El secretario de prensa mostró su mortificación. Había estado ocupado revisando los papeles de su portafolios, frente a Dobson y su esposa, en la gran mesa central.
—Ciertamente, señor.
Beverly Dobson le miró con esa expresión de extrañeza que con frecuencia asumía. El Vicepresidente le sonrió a Crowley y dijo.
—Nos gustaría un poco de tiempo para disfrutar del principio del viaje... ¿Quiere mantener la gente alejada de nosotros por una media hora?
—Desde luego. En cualquier caso, tengo que arreglar algo con la gente de la televisión.
Juntó sus papeles y su portafolios y se marchó.

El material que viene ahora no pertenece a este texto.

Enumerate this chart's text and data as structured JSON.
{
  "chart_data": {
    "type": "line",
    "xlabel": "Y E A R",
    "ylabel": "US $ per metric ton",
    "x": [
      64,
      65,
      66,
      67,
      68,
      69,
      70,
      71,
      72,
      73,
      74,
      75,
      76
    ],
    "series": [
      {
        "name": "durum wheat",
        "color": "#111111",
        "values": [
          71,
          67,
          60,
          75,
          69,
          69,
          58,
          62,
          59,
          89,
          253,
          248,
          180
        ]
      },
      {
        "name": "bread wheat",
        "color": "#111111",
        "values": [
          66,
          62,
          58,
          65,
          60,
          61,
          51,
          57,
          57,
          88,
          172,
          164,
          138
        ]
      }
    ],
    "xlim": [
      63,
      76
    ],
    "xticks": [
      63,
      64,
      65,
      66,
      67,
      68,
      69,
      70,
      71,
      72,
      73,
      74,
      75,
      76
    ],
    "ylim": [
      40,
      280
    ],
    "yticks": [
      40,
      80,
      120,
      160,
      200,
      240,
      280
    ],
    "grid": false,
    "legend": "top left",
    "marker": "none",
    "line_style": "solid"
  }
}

Kingsley Dobson se volvió lentamente hacia su esposa. Deliberadamente le tomó una mano y la puso entre las suyas. Hablando calladamente, dijo,
—Quiero darte las gracias otra vez por aceptar venir. Bev. Tal vez podamos... tal vez podamos tener un poco de tiempo para aclarar las cosas.
Su mano permaneció inerte entre las de él.
—Las he estado aclarando durante meses, King. No creo que este viaje ayudará en nada. Tendrás el escenario como es costumbre, ¿cuándo vamos a tener tiempo? Además, ya nos dijimos todo lo que había que decir.
El podía ver cómo aumentaba la resistencia de ella y probó de otra manera.
—Bev... tomemos esta semana como venga. Disfrutémosla. Dejemos las cosas quedarse un tiempo como están. —Miró la mano de ella, acariciándola. —Sabes que te amo. No creo que sea esa la cuestión ¿verdad?
—No, King, no lo es. —Ella notó que el avión se había detenido. Le palmeó la mano y dijo,
—Nada es final, nunca. Necesitamos tiempo, y tal vez lo tendremos. Yo te respeto demasiado para fallarte mientras ocupes tu puesto. Eso lo sabes. Como tú dices, dejemos las cosas por un tiempo. ¿Está bien?
El se sintió mejor.
—Bien. —Se rio. —Esa es una de las razones por las que me casé contigo. Tengo confianza en tí. No podemos...
El sistema de avisos del techo del avión le interrumpió.
—Señoras y señores, estamos en la pista en posición para despegue. Estaremos en el aire en unos treinta segundos. ¿Quieren los tripulantes de la cabina ocupar sus puestos de despegue?
Con un chasquido, la voz se interrumpió abruptamente.
El miró a su esposa y le apretó la mano. Había veces en que ser el Vicepresidente de los Estados Unidos de América era lo más emocionante. Le llenaba todo su ser con un sentímiento de realización, de valer. Una de esas veces era ahora, y supo, intuitivamente, por la expresión de Beverly que ella lo compartía. Los motores aceleraron mientras el enorme DC—10 se alineaba en el extremo de la pista de aterrizaje. Compartieron una mirada por un largo segundo. La mirada decía que si podían seguir tratando y enterrar la decepción que había entre ellos, lo suficientemente hondo, tendrían una oportunidad.
Beemish observó como un TWA 747, salía de la pista delante de ellos. Levantó sus pies de las superficies de los pedales del timón para soltar el freno y aumentar la presión para contener más de doscientas toneladas de avión contra el ligero empuje de los motores. Su mano se movió en anticipación hacia los tres aceleradores a su derecha.
—Century uno—cero—uno, listo para despegue.
Will Albertson subió el tono de su micrófono. —Century uno—cero—uno. Listo para salir.
Las manos de Beemish se movieron a los tres aceleradores, perillas de hierro sobre las palancas de empuje, y lentamente las movió hacia adelante. Se hizo un silencio en la cabina de mando y luego:
—Terminen revista.
Elliot, cotejando su tarjeta, dijo,
—¡Transposicionador encendido; pre—despegue terminado!
Los aceleradores completaron la posición de salida. Albertson vio la mano de Beemish encender el sistema de autopropulsión, y él oprimió el botón del panel del control de la computadora marcado "T/0". La computadora se hizo cargo, igualando los aceleradores al máximo N, de rotación permitido.
Cada vez con mayor velocidad, el Vuelo 101, aceleró por la pista.